CNX Gas Co. reached an agreement with state environmental regulators to plug 148 non-producing coal bed methane and natural gas wells over the next seven years.
The majority of these are older, conventional vertical wells in Greene County, though there are some in Allegheny, Washington and Westmoreland counties, including about half a dozen on the property of the Municipal Authority of Westmoreland County.
The state Department of Environmental Protection originally ordered CNX to plug 327 wells that did not produce gas in 2017. The order, issued in July 2018, deemed these wells to be abandoned.
CNX Gas, which is a subsidiary of Canonsburg-based CNX Resources Corp., replied that at least 190 of those didn’t even belong to the company anymore — they had been sold to a subsidiary of Alabama-based consolidator Diversified Gas & Oil. CNX had applied to the DEP to transfer the permits for those 190 wells to their new owners, but the DEP wouldn’t grant those transfers with the plugging liabilities up in the air.
The DEP’s original order required CNX to plug at least 120 wells a year.
In an appeal to the Environmental Hearing Board, CNX claimed it would be “impossible” because of the “simple fact that industry resources and competent well plugging vendors are limited.”
They were about to get even more limited, CNX warned in August of last year, because of “the department's unnecessarily aggressive and recent pursuit of operators in the industry in connection with wells that have been non-producing for years.”

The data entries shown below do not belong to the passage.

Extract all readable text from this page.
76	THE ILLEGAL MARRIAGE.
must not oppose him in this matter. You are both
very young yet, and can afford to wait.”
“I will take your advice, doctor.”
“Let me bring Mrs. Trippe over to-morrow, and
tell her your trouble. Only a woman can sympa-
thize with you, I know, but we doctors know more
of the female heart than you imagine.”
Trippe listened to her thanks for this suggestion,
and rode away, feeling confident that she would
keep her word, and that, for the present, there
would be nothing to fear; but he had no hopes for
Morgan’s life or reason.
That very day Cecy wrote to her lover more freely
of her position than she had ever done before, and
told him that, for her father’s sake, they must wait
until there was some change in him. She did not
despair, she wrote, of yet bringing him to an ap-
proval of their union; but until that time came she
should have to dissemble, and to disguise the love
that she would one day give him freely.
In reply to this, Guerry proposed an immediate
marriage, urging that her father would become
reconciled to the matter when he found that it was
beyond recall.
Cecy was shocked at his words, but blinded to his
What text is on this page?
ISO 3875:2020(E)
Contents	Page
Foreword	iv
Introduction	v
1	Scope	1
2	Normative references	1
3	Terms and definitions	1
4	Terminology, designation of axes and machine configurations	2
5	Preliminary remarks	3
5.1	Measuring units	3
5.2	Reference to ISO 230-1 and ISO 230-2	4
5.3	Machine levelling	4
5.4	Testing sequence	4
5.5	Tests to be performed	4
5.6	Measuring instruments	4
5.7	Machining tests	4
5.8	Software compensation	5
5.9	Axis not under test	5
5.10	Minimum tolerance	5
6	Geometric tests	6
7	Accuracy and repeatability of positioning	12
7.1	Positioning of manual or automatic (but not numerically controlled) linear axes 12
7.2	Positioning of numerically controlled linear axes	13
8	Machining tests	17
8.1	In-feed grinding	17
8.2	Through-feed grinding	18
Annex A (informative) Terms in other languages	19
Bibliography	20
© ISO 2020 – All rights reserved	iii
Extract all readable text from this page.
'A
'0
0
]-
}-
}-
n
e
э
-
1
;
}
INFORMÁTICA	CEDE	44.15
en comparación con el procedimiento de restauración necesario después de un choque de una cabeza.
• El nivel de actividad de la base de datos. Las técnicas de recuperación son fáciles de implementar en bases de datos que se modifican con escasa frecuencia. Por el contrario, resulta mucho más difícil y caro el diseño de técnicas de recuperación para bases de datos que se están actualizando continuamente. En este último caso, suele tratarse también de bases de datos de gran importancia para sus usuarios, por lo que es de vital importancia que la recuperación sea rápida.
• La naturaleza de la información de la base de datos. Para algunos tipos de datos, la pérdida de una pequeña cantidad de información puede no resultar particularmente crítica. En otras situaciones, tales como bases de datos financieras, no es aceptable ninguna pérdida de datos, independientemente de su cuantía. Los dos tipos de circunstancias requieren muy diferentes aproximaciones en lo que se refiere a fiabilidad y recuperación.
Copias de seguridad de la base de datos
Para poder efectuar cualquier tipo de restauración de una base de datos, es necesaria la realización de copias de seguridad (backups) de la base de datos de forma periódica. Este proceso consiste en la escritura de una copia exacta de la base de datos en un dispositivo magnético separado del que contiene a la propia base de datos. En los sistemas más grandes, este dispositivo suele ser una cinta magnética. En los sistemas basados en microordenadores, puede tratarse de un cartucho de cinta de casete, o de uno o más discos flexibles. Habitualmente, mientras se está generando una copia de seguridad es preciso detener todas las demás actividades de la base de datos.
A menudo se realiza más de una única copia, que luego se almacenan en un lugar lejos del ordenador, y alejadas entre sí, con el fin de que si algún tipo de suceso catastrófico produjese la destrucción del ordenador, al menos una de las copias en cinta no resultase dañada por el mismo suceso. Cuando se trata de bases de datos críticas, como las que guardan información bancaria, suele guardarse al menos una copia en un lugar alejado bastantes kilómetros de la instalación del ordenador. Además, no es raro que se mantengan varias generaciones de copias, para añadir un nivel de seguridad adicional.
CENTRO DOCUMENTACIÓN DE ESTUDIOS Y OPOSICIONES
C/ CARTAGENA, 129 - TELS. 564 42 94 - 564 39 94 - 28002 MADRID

The DEP had indeed launched a more aggressive effort to ensure that old wells are properly plugged, spurred in part by Diversified’s accumulation of tens of thousands of older wells in the state.
In March, the DEP reached an agreement with Diversified that commits the company to dealing with 1,400 such wells over the next 15 years.
Pennsylvania already has at least 200,000 abandoned, ownerless wells, according to DEP estimates. Many were drilled before 1984, when companies were first required to post bonds for well plugging. Even after that, however, the amounts that operators are supposed to pay — they are now $2,500 for each conventional well or $25,000 for all wells owned by a single operator — haven’t matched the actual costs of well plugging, which can climb into six digits for particularly problematic plugging jobs.
“Unfortunately, bonding — in particular, blanket bonding — amounts prescribed under state law are woefully inadequate to actually plug an abandoned oil or gas well,” said DEP Secretary Patrick McDonnell in a statement about the CNX agreement. “If a conventional well owner walks away, they’ve put up just pennies on the dollar and the commonwealth is forced to cover the rest.”
The CNX agreement, made public on Friday, significantly lowers the DEP’s original ask but secures a more robust performance bond.
CNX agreed to plug at least five wells this year and at least 20 per year starting in 2020 until all the 148 wells are dealt with.
The company also agreed to post a bond of $1.48 million, which would guarantee that $10,000 would be available to plug each well in the event CNX doesn’t follow through.